The chair of the infrastructure committee, Coun. James Pasternak, expects the report will get his committee’s backing. But he says it requires a “total cultural paradigm shift” among residents and policy makers.
“We have to have available charging platforms. We have to have the hydro infrastructure to deliver the electricity we need. We need the spots to park and charge whether you’re at work, at home, or at a business,” he says. “And we need to make sure it’s part of the planning process.”
6,300 electric vehicles currently in Toronto
Right now, there are only around 6,300 electric vehicles in Toronto, making up less than one per cent of all vehicles registered in the city.
Charging stations are even harder to find. And while the city has various pilot projects in the works to install on-street public charging infrastructure in various locations, including permit parking areas and other parking facilities, there are currently fewer than 700 public charging ports across the city.

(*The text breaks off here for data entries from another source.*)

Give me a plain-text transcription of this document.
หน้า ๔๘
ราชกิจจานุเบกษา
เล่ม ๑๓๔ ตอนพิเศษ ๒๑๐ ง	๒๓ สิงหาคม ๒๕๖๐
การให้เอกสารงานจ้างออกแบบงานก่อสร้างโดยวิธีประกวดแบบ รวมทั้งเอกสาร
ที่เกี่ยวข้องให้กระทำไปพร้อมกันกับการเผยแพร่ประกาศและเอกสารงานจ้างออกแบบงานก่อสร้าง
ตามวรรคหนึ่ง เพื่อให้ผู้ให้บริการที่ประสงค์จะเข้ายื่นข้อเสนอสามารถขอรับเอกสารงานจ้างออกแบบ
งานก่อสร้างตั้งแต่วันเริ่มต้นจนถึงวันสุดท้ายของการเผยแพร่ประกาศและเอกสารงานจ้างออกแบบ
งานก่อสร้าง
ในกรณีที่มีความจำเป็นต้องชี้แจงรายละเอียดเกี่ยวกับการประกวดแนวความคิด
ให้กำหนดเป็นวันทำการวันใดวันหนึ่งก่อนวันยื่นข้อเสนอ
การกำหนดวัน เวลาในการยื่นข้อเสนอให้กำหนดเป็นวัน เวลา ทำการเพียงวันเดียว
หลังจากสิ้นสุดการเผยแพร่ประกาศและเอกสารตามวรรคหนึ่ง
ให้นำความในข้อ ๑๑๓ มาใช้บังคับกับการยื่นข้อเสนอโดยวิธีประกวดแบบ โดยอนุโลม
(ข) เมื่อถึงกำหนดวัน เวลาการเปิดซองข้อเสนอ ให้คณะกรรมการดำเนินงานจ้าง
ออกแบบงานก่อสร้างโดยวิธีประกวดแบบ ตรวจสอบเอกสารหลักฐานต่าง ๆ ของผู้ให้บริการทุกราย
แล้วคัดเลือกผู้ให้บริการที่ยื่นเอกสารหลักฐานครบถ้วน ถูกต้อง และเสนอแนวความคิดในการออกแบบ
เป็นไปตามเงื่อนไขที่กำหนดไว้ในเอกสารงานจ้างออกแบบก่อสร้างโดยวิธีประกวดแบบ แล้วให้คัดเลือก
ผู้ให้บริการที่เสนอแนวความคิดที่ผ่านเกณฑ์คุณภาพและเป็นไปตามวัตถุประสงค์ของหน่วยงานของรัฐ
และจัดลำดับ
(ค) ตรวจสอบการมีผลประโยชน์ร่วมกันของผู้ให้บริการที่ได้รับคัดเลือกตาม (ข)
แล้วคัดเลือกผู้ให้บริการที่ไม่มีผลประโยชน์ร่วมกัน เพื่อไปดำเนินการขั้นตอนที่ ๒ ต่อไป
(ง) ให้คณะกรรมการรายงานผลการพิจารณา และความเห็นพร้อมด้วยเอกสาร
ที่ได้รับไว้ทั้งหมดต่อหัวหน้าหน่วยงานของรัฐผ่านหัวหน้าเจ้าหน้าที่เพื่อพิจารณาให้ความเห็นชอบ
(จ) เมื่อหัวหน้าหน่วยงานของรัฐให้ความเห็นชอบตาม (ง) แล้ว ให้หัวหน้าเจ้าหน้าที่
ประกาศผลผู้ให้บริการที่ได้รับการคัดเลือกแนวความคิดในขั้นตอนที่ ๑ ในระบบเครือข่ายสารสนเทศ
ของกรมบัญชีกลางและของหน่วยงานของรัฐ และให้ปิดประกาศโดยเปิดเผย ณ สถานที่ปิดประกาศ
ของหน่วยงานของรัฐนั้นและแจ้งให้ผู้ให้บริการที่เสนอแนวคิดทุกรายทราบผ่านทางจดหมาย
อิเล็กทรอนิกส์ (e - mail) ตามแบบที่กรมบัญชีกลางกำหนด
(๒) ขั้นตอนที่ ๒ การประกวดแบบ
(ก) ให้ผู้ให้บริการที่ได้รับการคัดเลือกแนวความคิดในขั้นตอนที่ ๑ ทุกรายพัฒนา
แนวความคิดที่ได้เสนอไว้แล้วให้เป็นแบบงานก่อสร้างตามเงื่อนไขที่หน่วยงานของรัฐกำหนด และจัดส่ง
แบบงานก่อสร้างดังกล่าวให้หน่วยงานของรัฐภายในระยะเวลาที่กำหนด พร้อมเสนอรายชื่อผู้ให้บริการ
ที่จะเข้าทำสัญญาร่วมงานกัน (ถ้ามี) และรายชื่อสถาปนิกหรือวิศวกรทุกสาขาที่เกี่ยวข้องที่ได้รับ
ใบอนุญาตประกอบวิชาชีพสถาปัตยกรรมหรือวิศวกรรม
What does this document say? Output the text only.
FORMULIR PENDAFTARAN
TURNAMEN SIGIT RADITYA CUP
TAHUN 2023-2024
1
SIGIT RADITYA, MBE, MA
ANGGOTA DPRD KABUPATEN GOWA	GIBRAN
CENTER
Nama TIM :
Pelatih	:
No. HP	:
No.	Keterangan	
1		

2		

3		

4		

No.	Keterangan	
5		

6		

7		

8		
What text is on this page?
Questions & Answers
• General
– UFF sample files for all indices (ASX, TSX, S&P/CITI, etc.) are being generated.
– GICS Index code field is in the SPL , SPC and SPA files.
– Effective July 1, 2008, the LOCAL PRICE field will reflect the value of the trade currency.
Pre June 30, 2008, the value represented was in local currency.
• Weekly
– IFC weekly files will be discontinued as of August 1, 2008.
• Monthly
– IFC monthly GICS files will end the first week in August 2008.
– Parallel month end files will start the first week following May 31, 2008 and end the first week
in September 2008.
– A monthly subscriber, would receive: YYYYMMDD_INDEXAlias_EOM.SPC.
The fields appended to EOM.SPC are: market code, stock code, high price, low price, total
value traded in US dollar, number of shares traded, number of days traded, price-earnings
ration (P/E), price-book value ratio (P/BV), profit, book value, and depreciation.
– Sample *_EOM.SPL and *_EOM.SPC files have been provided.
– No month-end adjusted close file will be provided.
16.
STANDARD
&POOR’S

That’s a frustration for El-Asfahani, who says the lack of infrastructure could be a barrier for others hoping to make the switch to electric — even though, in his case, he says swapping out his old car saves him more than $500 a month in gas.
“There’s really not a lot of charging stations in the Greater Toronto Area,” he says.
“Also travelling to outside of Toronto. Last summer my girlfriend and I went to Montreal, and we had to add an hour and a half to our commute to find charging stations along the way.”
El-Asfahani also says more buy-in from the provincial government is key, noting he hasn’t been given a cent for making the switch to electric because Premier Doug Ford’s government scrapped the province’s incentive program in 2018 — a move some advocates warn has stalled new electric vehicle sales in Ontario.
‘The political will is there’
That’s a problem, says climate policy advocate Keith Stewart, a senior energy strategist for Greenpeace. Right now, all the province’s cities and highways are designed for gas-powered transportation, he adds.
“If we want to get off fossil fuels to solve the problem of climate change, we need to basically electrify most of our economy, including transportation,” Stewart says.
Making all those changes, of course, costs money.
So far $150,000 has been submitted to council as part of the city environment and energy division’s 2020 operating budget to fund a public charging location study and outreach and engagement initiatives.
City officials will also be monitoring funding and regulations from higher levels of government, such as the new federal point-of-sale incentive of up to $5,000 for consumers who buy or lease eligible electric vehicles, and could potentially explore ideas suggest by residents, such as residential rebates for having charging infrastructure in homes and condos.
If council approves the new strategy, city staff will start developing businesses cases to figure out how to implement it in the years ahead — all in hopes of changing how residents get around within the next 30 years.
“It’s very ambitious,” Pasternak admits.
“But if we fund it properly, the political will is there.”